In the film, Dempsey plays Tripp, a vaguely Woody Allen type who is neurotic, fussy, quirky — and who just started taking meds to help get his head in order. He also happens to be secretly in love with a beautiful teller (Judd) at a local bank branch — which complicates things when, during one of his visits to the bank, a pair of bank robbers stage a holdup.
Just when it looks like things couldn’t get any worse, a competing gang of robbers show up for their own bank heist. One gang exhibits the hallmarks of professionals. The others? Total boobs by the name of Peanut Butter and Jelly.
“Basically, we get to stand around the movie and look stupid,” said Peanut Butter actor Tim Blake Nelson (“O Brother Where Art Thou?”), sporting faux tattoos on each arm and a tattered shirt suggesting that his character finds himself on the wrong end of an explosion or two.

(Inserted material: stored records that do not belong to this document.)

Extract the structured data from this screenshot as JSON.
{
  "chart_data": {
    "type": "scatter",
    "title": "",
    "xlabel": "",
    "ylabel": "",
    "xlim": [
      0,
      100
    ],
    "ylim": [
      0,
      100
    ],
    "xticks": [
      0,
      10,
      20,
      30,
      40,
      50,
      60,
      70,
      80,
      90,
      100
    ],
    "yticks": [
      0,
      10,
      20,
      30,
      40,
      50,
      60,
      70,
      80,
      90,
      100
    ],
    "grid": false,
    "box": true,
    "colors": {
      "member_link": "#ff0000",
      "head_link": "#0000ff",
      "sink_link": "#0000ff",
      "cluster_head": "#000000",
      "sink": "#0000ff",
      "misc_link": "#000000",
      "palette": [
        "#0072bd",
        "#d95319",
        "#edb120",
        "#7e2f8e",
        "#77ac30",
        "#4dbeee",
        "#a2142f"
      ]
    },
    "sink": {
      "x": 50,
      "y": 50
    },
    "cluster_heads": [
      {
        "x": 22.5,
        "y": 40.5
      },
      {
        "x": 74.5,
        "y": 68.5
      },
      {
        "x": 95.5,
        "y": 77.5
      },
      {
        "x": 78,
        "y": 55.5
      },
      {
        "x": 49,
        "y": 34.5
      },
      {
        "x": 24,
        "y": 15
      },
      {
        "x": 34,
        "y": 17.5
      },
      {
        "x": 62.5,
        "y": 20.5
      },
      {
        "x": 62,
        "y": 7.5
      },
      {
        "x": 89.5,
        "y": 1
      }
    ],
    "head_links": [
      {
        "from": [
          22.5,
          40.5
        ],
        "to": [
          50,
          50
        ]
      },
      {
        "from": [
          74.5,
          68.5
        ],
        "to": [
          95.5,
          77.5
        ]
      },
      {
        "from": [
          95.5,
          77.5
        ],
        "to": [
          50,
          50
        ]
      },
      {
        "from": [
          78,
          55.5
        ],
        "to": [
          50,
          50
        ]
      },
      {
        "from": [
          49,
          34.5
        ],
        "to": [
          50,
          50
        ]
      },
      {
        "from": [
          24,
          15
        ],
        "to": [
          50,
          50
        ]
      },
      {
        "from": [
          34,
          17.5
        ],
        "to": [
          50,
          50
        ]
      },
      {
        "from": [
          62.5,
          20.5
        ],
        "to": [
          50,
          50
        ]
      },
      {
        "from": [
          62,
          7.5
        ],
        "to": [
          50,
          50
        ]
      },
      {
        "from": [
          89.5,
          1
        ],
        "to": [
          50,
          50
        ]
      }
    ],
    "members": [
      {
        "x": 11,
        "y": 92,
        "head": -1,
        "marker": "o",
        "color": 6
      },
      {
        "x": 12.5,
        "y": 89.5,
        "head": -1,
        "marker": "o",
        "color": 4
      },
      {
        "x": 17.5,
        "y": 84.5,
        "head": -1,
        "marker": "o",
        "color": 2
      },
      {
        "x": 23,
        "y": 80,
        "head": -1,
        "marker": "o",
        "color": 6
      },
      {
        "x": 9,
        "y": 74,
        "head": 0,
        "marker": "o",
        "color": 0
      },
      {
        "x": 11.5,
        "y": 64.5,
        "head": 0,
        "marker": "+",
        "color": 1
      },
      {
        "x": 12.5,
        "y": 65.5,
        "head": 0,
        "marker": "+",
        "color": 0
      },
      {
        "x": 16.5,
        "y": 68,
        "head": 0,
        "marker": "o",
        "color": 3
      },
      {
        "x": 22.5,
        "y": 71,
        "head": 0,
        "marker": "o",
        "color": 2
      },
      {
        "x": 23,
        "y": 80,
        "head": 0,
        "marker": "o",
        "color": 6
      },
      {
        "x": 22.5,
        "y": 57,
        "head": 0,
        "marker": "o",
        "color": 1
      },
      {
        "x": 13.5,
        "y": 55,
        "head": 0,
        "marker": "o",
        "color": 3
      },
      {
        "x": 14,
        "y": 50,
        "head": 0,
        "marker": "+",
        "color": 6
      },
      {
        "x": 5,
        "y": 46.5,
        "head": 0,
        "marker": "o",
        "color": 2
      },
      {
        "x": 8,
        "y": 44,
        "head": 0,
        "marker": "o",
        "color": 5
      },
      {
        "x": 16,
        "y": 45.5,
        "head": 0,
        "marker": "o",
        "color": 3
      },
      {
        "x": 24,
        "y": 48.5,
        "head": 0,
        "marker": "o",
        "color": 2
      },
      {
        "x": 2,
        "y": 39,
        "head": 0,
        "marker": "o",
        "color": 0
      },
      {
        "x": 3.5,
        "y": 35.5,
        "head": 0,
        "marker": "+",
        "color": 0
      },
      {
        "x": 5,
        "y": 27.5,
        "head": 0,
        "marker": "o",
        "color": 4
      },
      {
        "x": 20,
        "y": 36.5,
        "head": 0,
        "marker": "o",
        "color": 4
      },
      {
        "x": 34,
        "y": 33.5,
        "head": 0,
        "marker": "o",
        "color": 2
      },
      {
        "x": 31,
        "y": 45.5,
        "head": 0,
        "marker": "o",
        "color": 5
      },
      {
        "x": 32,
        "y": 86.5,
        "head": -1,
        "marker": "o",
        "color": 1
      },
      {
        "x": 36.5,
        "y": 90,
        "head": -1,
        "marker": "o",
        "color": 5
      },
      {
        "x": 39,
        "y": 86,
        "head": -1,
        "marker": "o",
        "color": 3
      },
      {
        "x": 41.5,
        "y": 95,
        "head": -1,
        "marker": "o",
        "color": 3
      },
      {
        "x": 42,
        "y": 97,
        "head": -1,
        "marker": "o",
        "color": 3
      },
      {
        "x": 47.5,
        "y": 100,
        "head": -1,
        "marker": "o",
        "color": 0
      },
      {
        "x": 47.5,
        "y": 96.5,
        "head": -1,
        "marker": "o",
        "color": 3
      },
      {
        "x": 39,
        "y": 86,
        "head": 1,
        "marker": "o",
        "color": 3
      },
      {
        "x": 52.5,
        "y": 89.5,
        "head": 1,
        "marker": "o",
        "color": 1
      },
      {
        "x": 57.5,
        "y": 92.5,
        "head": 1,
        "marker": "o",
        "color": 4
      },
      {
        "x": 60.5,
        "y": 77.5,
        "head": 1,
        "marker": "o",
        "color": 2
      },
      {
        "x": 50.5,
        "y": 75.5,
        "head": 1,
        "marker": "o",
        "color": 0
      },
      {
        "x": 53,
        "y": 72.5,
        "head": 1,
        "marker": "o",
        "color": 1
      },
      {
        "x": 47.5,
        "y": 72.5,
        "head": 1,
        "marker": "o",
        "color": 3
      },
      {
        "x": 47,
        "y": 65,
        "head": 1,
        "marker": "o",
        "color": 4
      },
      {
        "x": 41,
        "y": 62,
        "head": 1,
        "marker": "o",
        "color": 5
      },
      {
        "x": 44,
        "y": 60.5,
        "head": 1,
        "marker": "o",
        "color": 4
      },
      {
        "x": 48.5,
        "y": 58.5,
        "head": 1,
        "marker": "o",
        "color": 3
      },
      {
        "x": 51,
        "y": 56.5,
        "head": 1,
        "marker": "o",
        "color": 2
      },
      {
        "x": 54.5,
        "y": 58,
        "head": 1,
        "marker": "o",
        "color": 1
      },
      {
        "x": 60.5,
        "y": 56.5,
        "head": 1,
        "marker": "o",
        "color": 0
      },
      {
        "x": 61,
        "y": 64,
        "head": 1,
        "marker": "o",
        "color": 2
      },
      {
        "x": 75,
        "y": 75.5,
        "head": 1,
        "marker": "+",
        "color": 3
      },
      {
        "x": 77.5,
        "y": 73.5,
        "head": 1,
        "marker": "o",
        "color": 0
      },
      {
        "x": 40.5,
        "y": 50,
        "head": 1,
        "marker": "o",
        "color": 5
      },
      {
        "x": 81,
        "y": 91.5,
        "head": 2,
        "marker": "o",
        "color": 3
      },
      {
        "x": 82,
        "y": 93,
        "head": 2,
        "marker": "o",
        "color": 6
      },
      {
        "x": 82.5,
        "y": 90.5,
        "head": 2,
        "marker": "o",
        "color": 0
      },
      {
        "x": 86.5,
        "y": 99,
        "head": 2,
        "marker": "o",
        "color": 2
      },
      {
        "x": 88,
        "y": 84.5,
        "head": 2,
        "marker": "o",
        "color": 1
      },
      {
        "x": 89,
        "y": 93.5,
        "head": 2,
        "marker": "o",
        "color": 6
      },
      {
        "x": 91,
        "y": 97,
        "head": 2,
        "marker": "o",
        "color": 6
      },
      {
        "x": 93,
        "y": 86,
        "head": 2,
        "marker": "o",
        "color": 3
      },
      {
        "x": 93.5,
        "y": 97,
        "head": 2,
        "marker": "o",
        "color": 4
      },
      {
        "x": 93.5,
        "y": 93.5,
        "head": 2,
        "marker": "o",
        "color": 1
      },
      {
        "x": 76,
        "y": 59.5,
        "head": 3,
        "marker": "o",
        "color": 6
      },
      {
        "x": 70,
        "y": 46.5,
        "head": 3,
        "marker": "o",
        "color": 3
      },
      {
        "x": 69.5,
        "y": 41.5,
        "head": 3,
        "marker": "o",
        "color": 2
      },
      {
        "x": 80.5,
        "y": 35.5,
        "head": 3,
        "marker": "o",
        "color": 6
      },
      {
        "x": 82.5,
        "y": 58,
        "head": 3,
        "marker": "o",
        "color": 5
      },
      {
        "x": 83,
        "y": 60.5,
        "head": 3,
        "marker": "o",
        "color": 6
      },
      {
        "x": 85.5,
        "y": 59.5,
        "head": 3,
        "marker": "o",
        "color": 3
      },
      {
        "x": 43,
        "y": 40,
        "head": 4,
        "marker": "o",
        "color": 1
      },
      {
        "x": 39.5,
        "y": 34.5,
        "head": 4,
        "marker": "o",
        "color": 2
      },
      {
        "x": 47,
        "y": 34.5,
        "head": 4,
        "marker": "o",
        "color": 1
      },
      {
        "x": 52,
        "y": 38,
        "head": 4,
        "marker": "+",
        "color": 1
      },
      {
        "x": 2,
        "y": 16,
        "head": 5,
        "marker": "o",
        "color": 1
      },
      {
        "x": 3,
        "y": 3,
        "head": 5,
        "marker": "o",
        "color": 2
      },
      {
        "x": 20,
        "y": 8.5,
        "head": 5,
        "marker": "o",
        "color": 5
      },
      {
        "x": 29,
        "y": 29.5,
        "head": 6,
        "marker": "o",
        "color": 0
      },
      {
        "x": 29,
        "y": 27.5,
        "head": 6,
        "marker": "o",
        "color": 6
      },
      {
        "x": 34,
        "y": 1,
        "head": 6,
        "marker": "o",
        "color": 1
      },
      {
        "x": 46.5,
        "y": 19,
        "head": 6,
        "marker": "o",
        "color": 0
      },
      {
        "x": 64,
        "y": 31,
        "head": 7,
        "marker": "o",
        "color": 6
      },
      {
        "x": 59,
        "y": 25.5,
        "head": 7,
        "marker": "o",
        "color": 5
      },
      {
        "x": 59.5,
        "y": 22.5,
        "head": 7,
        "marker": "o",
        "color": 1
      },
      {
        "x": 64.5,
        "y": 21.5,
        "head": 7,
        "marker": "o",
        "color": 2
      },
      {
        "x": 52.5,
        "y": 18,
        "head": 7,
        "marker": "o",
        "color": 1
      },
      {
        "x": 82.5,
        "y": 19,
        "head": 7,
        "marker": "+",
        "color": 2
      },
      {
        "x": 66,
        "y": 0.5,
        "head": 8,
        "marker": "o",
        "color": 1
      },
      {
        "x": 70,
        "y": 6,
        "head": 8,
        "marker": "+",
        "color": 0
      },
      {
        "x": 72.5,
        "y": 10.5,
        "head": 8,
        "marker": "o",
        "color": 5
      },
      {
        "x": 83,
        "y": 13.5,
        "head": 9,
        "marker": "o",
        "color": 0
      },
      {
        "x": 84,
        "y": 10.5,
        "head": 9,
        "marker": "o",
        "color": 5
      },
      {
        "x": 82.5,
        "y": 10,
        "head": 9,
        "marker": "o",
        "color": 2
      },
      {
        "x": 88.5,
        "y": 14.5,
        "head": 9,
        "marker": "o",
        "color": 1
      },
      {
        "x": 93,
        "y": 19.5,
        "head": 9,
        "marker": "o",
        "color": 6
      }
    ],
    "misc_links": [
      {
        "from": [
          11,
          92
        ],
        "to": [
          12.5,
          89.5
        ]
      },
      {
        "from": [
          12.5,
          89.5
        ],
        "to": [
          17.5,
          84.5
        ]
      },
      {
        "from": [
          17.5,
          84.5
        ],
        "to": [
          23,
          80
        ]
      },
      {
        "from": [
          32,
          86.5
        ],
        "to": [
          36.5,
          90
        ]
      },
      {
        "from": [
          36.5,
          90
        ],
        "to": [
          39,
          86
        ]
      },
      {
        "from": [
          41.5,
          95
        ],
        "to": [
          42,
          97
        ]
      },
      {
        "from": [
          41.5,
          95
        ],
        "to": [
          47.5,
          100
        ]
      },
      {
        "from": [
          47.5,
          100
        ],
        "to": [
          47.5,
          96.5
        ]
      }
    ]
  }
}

Soon, the whole thing morphs into what Nelson describes as “a drawing-room-style murder mystery” as characters begin turning up dead and the realization sets in — for Tripp and for the bank robbers — that maybe the dual robberies weren’t a coincidence.
“It’s got like four or five genres going on at one time,” Dempsey said. “It’s a comedy, a dark comedy, it’s a thriller, a whodunit, an action movie, a bank heist and a love story, all wrapped into one.”
It’s also got a legion of, as Nelson put it, “really weird characters in quite extreme situations. “I think the best comedies have really, really high stakes and characters who aren’t going to respond well in high-stakes situations — and if this movie is anything, you can categorize it as that.”
Minkoff said he’s a fan of Coen brothers films, and he sees a similar sensibility in “Flypaper.”
“It’s funny but it’s also in some ways very dangerous and intense,” he said. “People get shot, killed; there’s murder and mayhem. But it has a sense of humor.”
After a rushed 30-day shoot — all of it shot on sets built inside the cavernous Bellemont, save for two days of exteriors picked up on the streets of Baton Rouge — the movie wrapped earlier this month. Producers hope to have it ready for the 2011 film-festival season and, assuming a distribution deal follows, an eye toward a release in early fall 2011.